Aside from the questionable use of the word "artificial" when it comes to companies selling their own products, Levin has a point — corporate names like BP-Amoco, ChevronTexaco and ExxonMobil demonstrate well enough the industry's recent wave of consolidation. But as Levin targets the brief but headline-making pump-price spikes of spring 2000 and summer 2001 and calls for antitrust action against the industry, he forgets how the got on this merger kick in the first place: the rock-bottom oil prices of 1999. Disappearing profits induced Exxon and Mobil to join forces in search of a vertically integrated economy-of-scale that could find, pump, refine and sell oil without going out business, and the rest of the industry soon followed suit.

Or that the cyclical nature of the energy business has just this quarter turned around and bitten the entire industry on the rump. With the suffering global economy keeping prices down all winter, first-quarter earnings season has hardly been a great one for BP (profits down 57 percent year-over-year), ChevronTexaco (down 70 percent), Conoco (down 84 percent) or ExxonMobil (down 58 percent). And the oft-quoted Marathon Oil?

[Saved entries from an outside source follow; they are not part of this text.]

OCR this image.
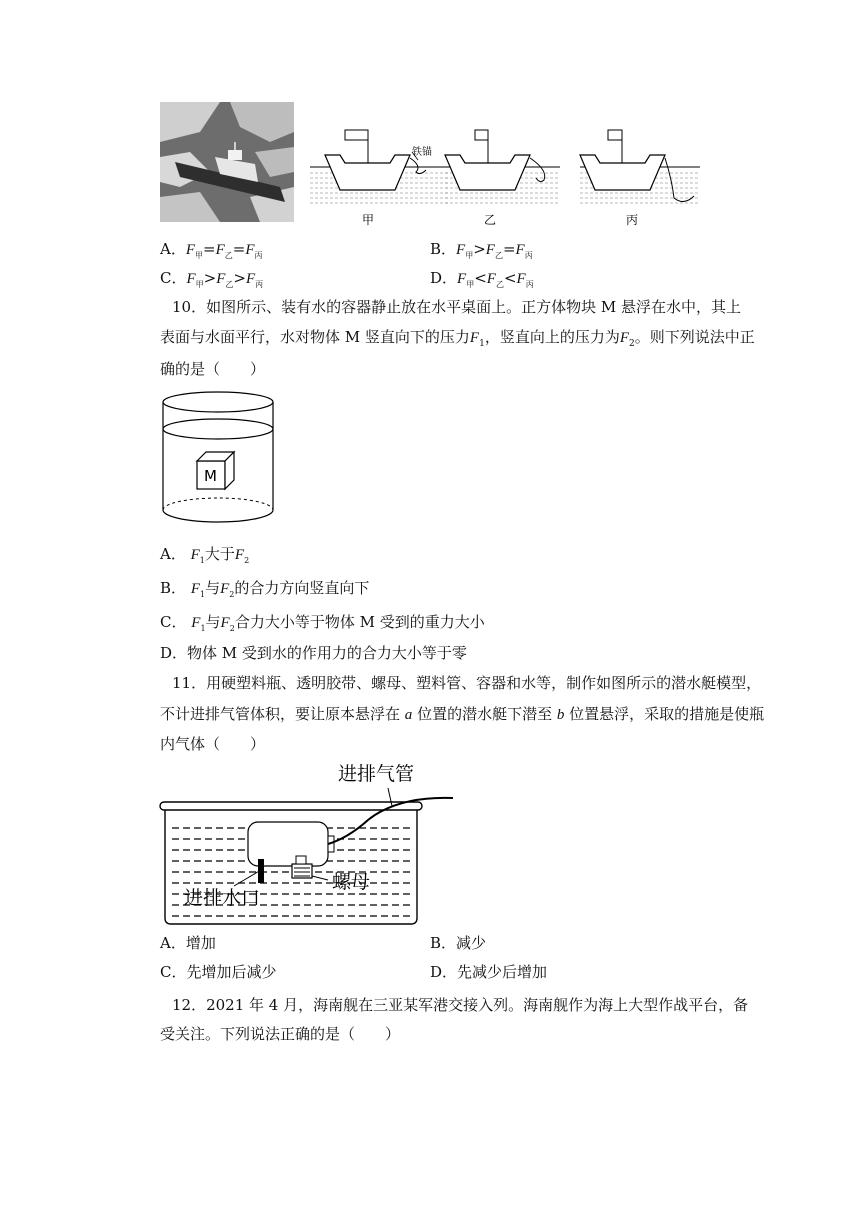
铁锚
甲	乙	丙
A．$F_甲=F_乙=F_丙$	B．$F_甲>F_乙=F_丙$
C．$F_甲>F_乙>F_丙$	D．$F_甲<F_乙<F_丙$
10．如图所示、装有水的容器静止放在水平桌面上。正方体物块 M 悬浮在水中，其上
表面与水面平行，水对物体 M 竖直向下的压力$F_1$，竖直向上的压力为$F_2$。则下列说法中正
确的是（　　）
M
A． $F_1$大于$F_2$
B． $F_1$与$F_2$的合力方向竖直向下
C． $F_1$与$F_2$合力大小等于物体 M 受到的重力大小
D．物体 M 受到水的作用力的合力大小等于零
11．用硬塑料瓶、透明胶带、螺母、塑料管、容器和水等，制作如图所示的潜水艇模型，
不计进排气管体积，要让原本悬浮在 a 位置的潜水艇下潜至 b 位置悬浮，采取的措施是使瓶
内气体（　　）
进排气管
进排水口
螺母
A．增加	B．减少
C．先增加后减少	D．先减少后增加
12．2021 年 4 月，海南舰在三亚某军港交接入列。海南舰作为海上大型作战平台，备
受关注。下列说法正确的是（　　）
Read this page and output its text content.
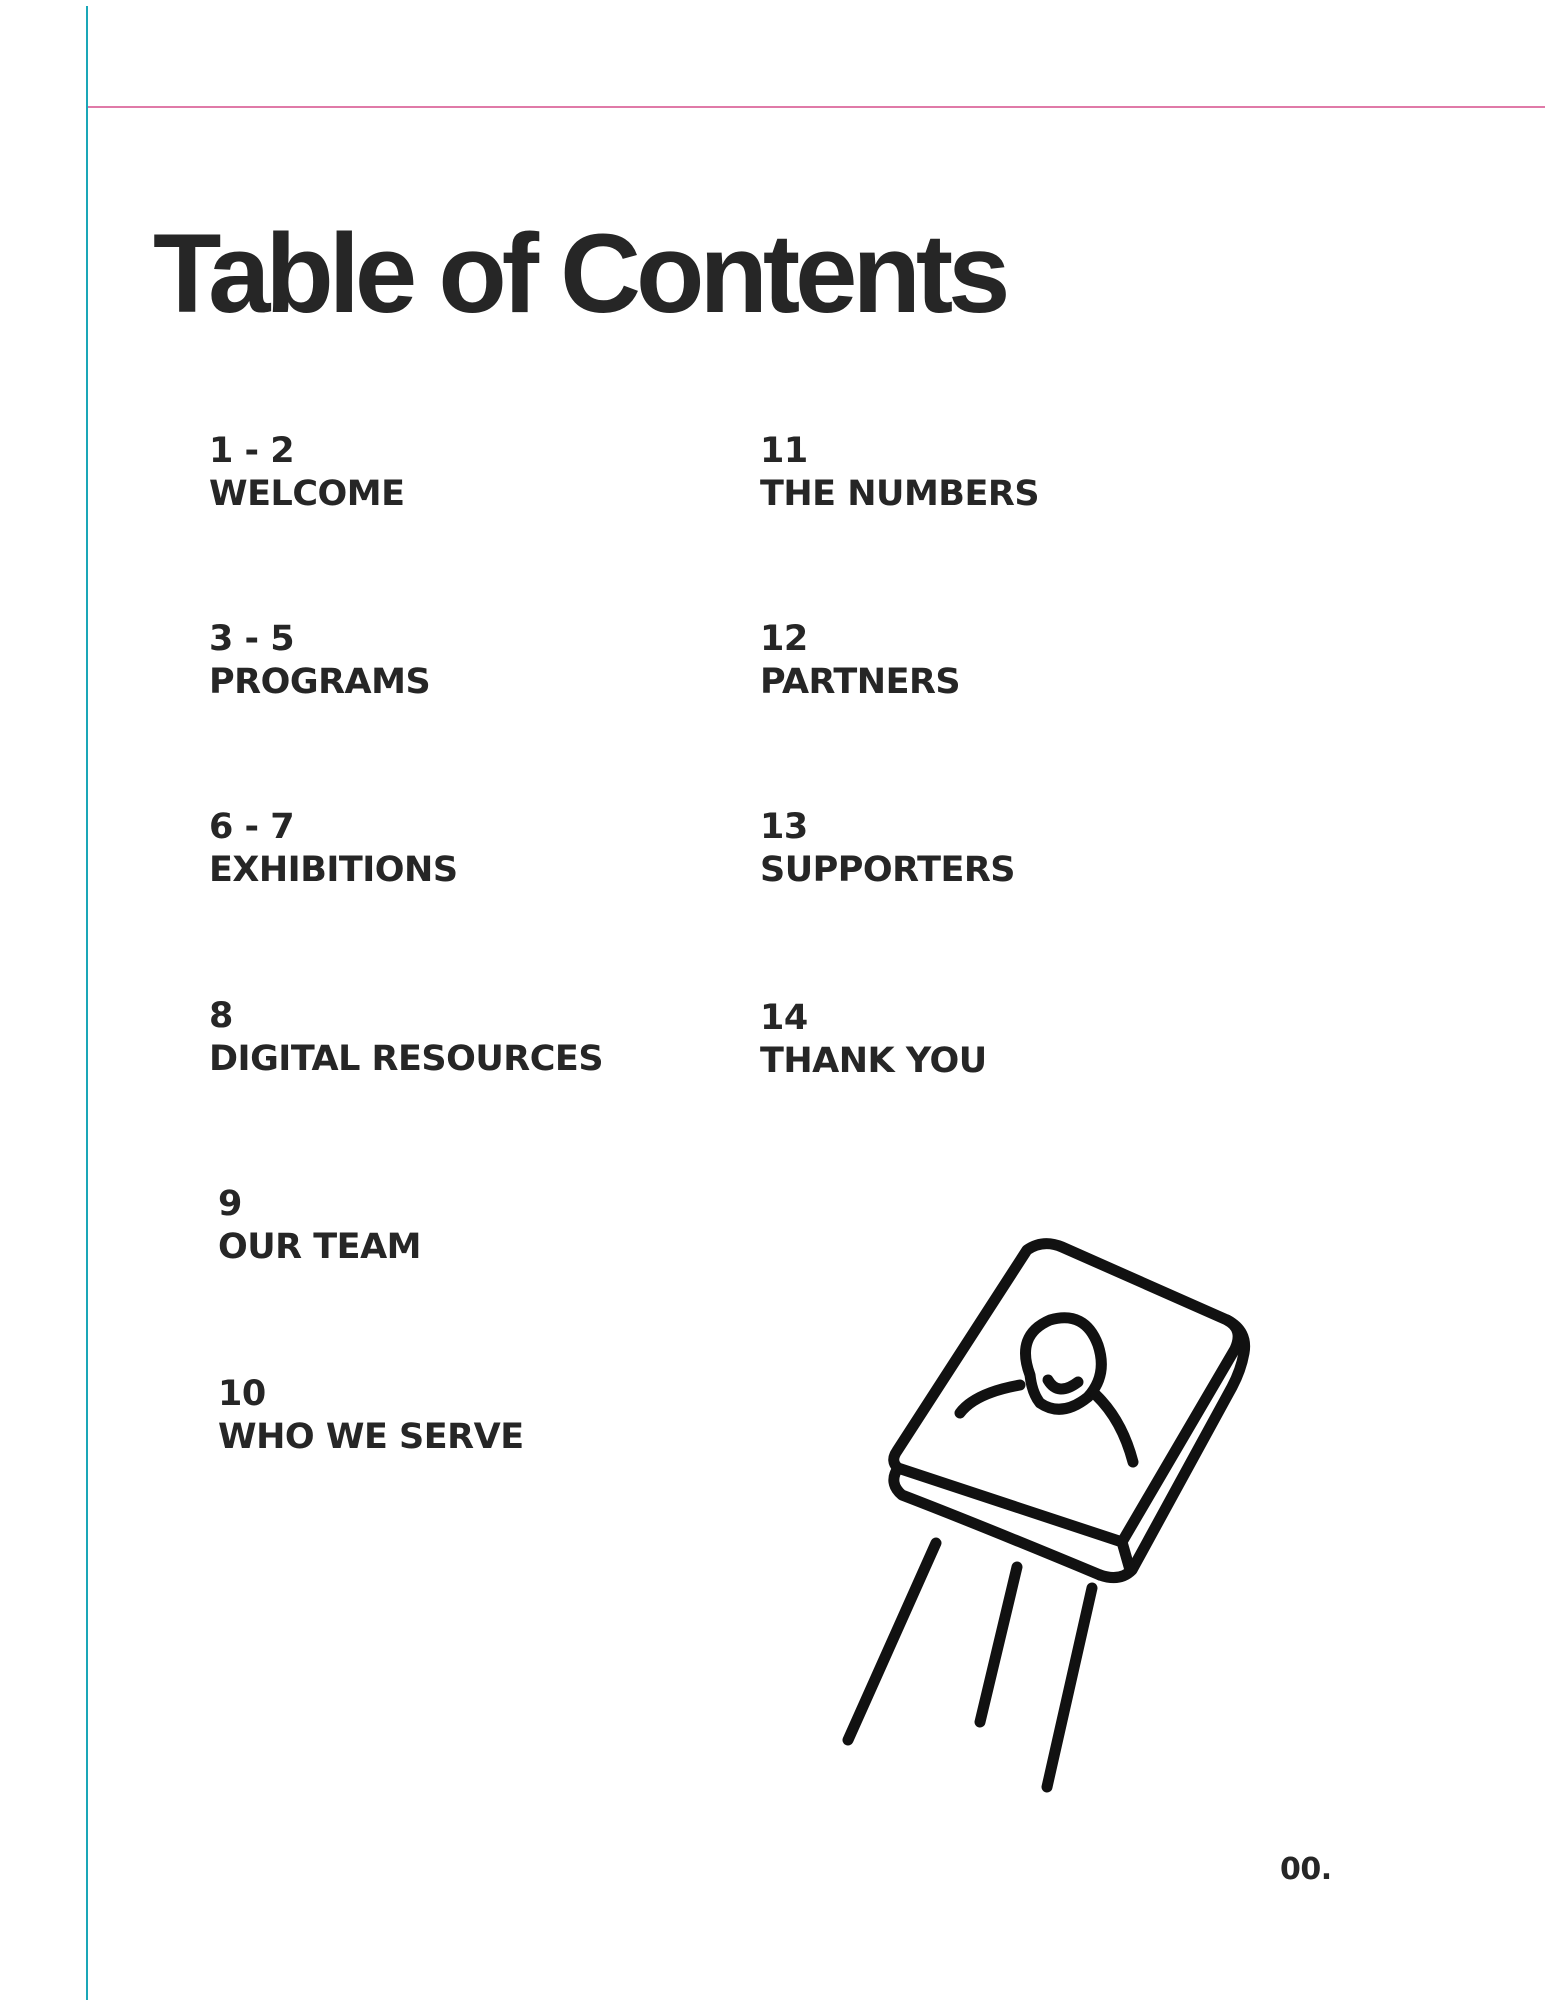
Table of Contents
1 - 2
WELCOME
3 - 5
PROGRAMS
6 - 7
EXHIBITIONS
8
DIGITAL RESOURCES
9
OUR TEAM
10
WHO WE SERVE
11
THE NUMBERS
12
PARTNERS
13
SUPPORTERS
14
THANK YOU
00.
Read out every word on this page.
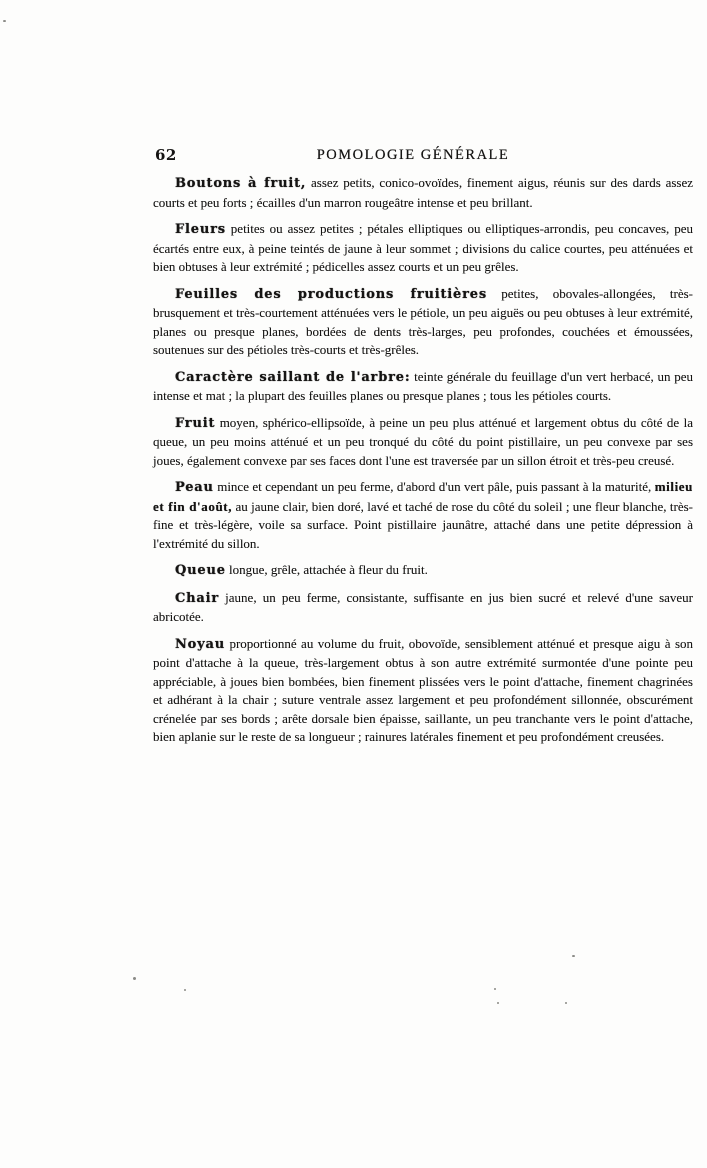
62	POMOLOGIE GÉNÉRALE

Boutons à fruit, assez petits, conico-ovoïdes, finement aigus, réunis sur des dards assez courts et peu forts ; écailles d'un marron rougeâtre intense et peu brillant.

Fleurs petites ou assez petites ; pétales elliptiques ou elliptiques-arrondis, peu concaves, peu écartés entre eux, à peine teintés de jaune à leur sommet ; divisions du calice courtes, peu atténuées et bien obtuses à leur extrémité ; pédicelles assez courts et un peu grêles.

Feuilles des productions fruitières petites, obovales-allongées, très-brusquement et très-courtement atténuées vers le pétiole, un peu aiguës ou peu obtuses à leur extrémité, planes ou presque planes, bordées de dents très-larges, peu profondes, couchées et émoussées, soutenues sur des pétioles très-courts et très-grêles.

Caractère saillant de l'arbre: teinte générale du feuillage d'un vert herbacé, un peu intense et mat ; la plupart des feuilles planes ou presque planes ; tous les pétioles courts.

Fruit moyen, sphérico-ellipsoïde, à peine un peu plus atténué et largement obtus du côté de la queue, un peu moins atténué et un peu tronqué du côté du point pistillaire, un peu convexe par ses joues, également convexe par ses faces dont l'une est traversée par un sillon étroit et très-peu creusé.

Peau mince et cependant un peu ferme, d'abord d'un vert pâle, puis passant à la maturité, milieu et fin d'août, au jaune clair, bien doré, lavé et taché de rose du côté du soleil ; une fleur blanche, très-fine et très-légère, voile sa surface. Point pistillaire jaunâtre, attaché dans une petite dépression à l'extrémité du sillon.

Queue longue, grêle, attachée à fleur du fruit.

Chair jaune, un peu ferme, consistante, suffisante en jus bien sucré et relevé d'une saveur abricotée.

Noyau proportionné au volume du fruit, obovoïde, sensiblement atténué et presque aigu à son point d'attache à la queue, très-largement obtus à son autre extrémité surmontée d'une pointe peu appréciable, à joues bien bombées, bien finement plissées vers le point d'attache, finement chagrinées et adhérant à la chair ; suture ventrale assez largement et peu profondément sillonnée, obscurément crénelée par ses bords ; arête dorsale bien épaisse, saillante, un peu tranchante vers le point d'attache, bien aplanie sur le reste de sa longueur ; rainures latérales finement et peu profondément creusées.
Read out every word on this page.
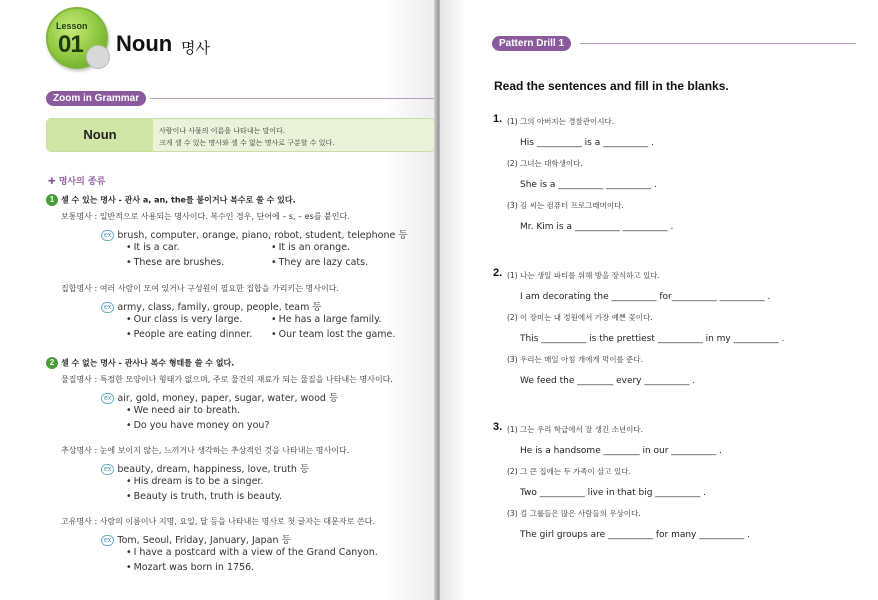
Lesson
01 Noun 명사
Zoom in Grammar
Noun	사람이나 사물의 이름을 나타내는 말이다.
크게 셀 수 있는 명사와 셀 수 없는 명사로 구분할 수 있다.
✚ 명사의 종류
1 셀 수 있는 명사 - 관사 a, an, the를 붙이거나 복수로 쓸 수 있다.
보통명사 : 일반적으로 사용되는 명사이다. 복수인 경우, 단어에 – s, – es를 붙인다.
ex brush, computer, orange, piano, robot, student, telephone 등
• It is a car.	• It is an orange.
• These are brushes.	• They are lazy cats.
집합명사 : 여러 사람이 모여 있거나 구성원이 필요한 집합을 가리키는 명사이다.
ex army, class, family, group, people, team 등
• Our class is very large.	• He has a large family.
• People are eating dinner.	• Our team lost the game.
2 셀 수 없는 명사 - 관사나 복수 형태를 쓸 수 없다.
물질명사 : 특정한 모양이나 형태가 없으며, 주로 물건의 재료가 되는 물질을 나타내는 명사이다.
ex air, gold, money, paper, sugar, water, wood 등
• We need air to breath.
• Do you have money on you?
추상명사 : 눈에 보이지 않는, 느끼거나 생각하는 추상적인 것을 나타내는 명사이다.
ex beauty, dream, happiness, love, truth 등
• His dream is to be a singer.
• Beauty is truth, truth is beauty.
고유명사 : 사람의 이름이나 지명, 요일, 달 등을 나타내는 명사로 첫 글자는 대문자로 쓴다.
ex Tom, Seoul, Friday, January, Japan 등
• I have a postcard with a view of the Grand Canyon.
• Mozart was born in 1756.
Pattern Drill 1
Read the sentences and fill in the blanks.
1. (1) 그의 아버지는 경찰관이시다.
His __________ is a __________ .
(2) 그녀는 대학생이다.
She is a __________ __________ .
(3) 김 씨는 컴퓨터 프로그래머이다.
Mr. Kim is a __________ __________ .
2. (1) 나는 생일 파티를 위해 방을 장식하고 있다.
I am decorating the __________ for__________ __________ .
(2) 이 장미는 내 정원에서 가장 예쁜 꽃이다.
This __________ is the prettiest __________ in my __________ .
(3) 우리는 매일 아침 개에게 먹이를 준다.
We feed the ________ every __________ .
3. (1) 그는 우리 학급에서 잘 생긴 소년이다.
He is a handsome ________ in our __________ .
(2) 그 큰 집에는 두 가족이 살고 있다.
Two __________ live in that big __________ .
(3) 걸 그룹들은 많은 사람들의 우상이다.
The girl groups are __________ for many __________ .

Net income in Q1 2002 was down 87 percent from 2001, due primarily to — as was the case for all of the above — reduced profit margins for refined crude products.

Still, it never hurts to be on record against Big Oil when George W. Bush and Dick Cheney are in charge, when very few Michigan voters have jobs in the industry to worry about, and especially when there's a nice long stretch of summer coming up — traditionally price-spike season — in which to campaign for the 2002 midterms.

Gasoline prices, while still historically low when inflation is accounted for, have risen in the past month, thanks mostly to Middle East tensions and some unseasonable Texas heat. But for Levin to get the summer-season spikes he can make an issue out of, he'll need the now-hesitant economic recovery — and the attendant increase in both business and consumer demand — to reach full swing in short order.

And it's a little harder for a politician to order an exhaustive investigation into that.